Education in the past 60 or so years was an experiment which clearly failed. Now we have to correct it somehow – without going back to unhealthy educational methods of physical or psychological violence which was characteristic for our western societies until, lets say, the 60ies.
Thanks for your thoughts and if you want to share more of your insights, please do so!
PS. We have live broadcasts on https://thewisdomfactory.net. Check out if you find something which is interesting for you and be our appreciate audience member!
Hi Heidi,
Thanks for the good read. You make some interesting points and I tend to agree with you on most of it. I still find it a bit odd why some people feel the need to rebel especially if there is no purpose behind it.

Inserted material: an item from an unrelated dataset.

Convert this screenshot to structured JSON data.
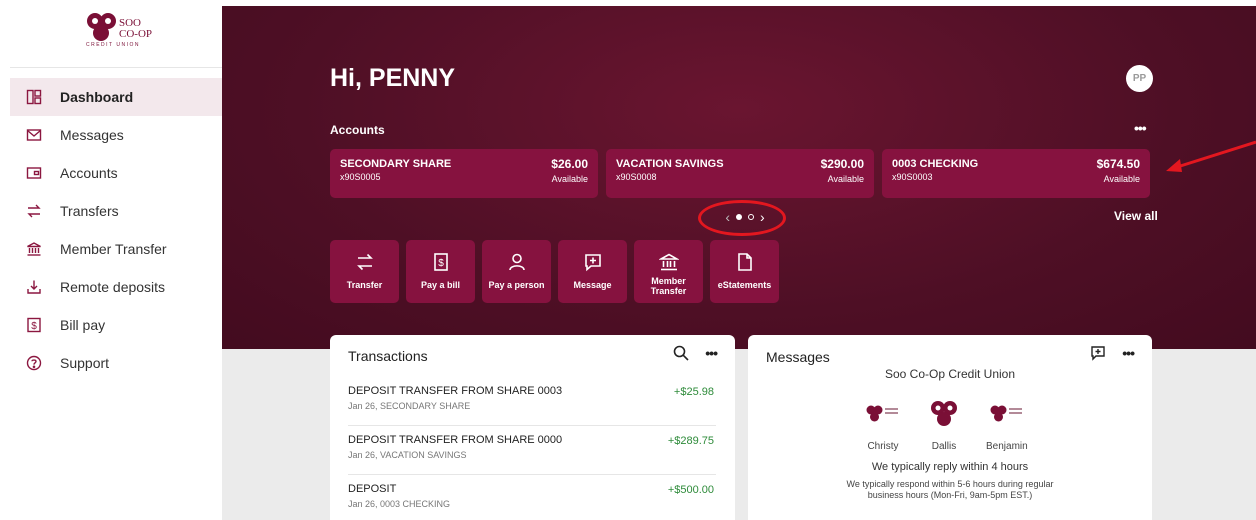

I have noticed this in the UK with some of my friends who are going down this road albeit to a lesser extent. It’s like they are forming their own community of rebels.
Do you think it makes them feel better if their friends do it too? I don’t know, sometimes I think it’s insecurity.
Hi Craig, yes, I do think that these phenomena are very much connected with the peer group and the desire to belong. If the group takes an unfortunate route because of some leading element then people (especially young people) often stay for fear to be alone and maybe even harassed when they leave. I believe that many exhibit destructive behavior in a group while they wouldn’t do similar things on their own. “Group mind” is very powerful, for the bad, but also for the good.